Banks vet HK clients for activism links - sources

Big banks are checking their Hong Kong clients for links to the city’s pro-democracy movement.

That’s according to Reuters sources.

They say screening has been stepped up by wealth managers at lenders including Credit Suisse, HSBC, Julius Baer and UBS - none of which wanted to comment.

The moves come after China introduced a new national security law with sweeping powers.

It prohibits subversion, broadly defined, and allows for the seizure of assets and penalties against companies.

Now wealth managers are reportedly combing through comments by clients and their associates in public or on social media.

One banker told Reuters the checks could go back as far as 2014.

Anyone designated ‘politically exposed’ by the lenders could find it impossible to access financial services.

It’s not clear which individuals have been scrutinised, but veteran democrat Albert Ho said he feared people like him would face difficulties.

In a statement, the Hong Kong Monetary Authority - the city’s de facto central bank - said there had been no change to practices.

China’s foreign ministry and other officials did not respond to requests for comment.

But the news will mean more awkward questions for western banks.

London-based HSBC and Standard Chartered have already faced criticism for supporting the new law.

Both said they believed it would help restore stability in Hong Kong.

Video Transcript

- Big banks are checking their Hong Kong clients for links to the city's pro-democracy movement. That is according to Reuters sources. They say screening has been stepped up by wealth managers at lenders, including Credit Suisse, HSBC, Julius Baer and UBS. None of which wanted to comment.

The moves come after China introduced a new national security law with sweeping powers. It prohibits subversion, broadly defined, and allows for the seizure of assets and penalties against companies.

Now, wealth managers are reportedly combing through comments by clients and their associates in public or on social media. One banker told Reuters the checks could go back as far as 2014. Anyone designated politically exposed by the lenders could find it impossible to access financial services. It's not clear which individuals have been scrutinized, but veteran democrat Albert Ho said he feared people like him would face difficulties.
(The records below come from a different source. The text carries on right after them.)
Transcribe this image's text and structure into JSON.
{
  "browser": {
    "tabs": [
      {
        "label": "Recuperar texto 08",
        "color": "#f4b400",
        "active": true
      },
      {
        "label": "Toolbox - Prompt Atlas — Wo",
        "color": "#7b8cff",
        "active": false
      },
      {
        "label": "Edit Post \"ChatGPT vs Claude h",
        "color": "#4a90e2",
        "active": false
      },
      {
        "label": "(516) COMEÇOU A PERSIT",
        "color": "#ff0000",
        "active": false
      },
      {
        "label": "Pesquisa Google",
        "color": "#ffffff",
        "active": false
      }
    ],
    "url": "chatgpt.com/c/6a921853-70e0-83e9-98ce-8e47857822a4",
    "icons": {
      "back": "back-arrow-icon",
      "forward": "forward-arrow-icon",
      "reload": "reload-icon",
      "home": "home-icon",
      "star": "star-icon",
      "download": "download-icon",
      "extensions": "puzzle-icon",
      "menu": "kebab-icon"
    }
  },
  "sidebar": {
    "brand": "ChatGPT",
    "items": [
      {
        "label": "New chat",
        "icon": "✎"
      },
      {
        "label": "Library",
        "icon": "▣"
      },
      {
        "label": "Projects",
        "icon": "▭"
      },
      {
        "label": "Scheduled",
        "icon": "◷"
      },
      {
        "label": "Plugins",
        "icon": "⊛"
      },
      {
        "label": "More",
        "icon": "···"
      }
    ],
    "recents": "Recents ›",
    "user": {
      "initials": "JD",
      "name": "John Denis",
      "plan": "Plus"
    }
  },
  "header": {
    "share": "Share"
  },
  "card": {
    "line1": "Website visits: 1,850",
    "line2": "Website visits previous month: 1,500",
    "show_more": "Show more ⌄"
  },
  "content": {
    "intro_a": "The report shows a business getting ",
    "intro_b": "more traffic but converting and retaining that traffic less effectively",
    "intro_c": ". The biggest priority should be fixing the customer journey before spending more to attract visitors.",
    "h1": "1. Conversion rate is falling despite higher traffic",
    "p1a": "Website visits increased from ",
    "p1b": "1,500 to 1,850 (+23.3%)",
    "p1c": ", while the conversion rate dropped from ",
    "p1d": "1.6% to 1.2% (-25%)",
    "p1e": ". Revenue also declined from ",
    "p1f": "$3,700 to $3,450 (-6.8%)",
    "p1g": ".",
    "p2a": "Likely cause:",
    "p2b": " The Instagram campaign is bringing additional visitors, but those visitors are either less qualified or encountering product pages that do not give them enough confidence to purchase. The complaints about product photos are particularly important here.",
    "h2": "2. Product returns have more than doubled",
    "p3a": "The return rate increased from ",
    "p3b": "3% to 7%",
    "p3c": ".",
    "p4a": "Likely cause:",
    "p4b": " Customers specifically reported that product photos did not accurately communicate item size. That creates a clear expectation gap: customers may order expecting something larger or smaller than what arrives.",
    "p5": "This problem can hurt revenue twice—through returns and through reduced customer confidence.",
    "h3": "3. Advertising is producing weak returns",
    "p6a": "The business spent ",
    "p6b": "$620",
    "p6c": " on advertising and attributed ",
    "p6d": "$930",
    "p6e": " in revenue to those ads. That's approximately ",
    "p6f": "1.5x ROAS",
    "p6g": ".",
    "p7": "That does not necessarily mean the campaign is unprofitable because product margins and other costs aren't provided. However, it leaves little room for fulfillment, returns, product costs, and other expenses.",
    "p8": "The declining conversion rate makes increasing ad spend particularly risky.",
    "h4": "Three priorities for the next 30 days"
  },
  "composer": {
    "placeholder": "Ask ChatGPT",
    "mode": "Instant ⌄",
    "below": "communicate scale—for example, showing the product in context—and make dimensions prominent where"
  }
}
In a statement, the Hong Kong Monetary Authority, the city's de facto central bank, said there had been no change to practices. China's foreign ministry and other officials did not respond to requests for comment.

But the news will mean more awkward questions for Western banks. London based HSBC and Standard Chartered have already faced criticism for supporting the new law. Both said they believed it would help restore stability in Hong Kong.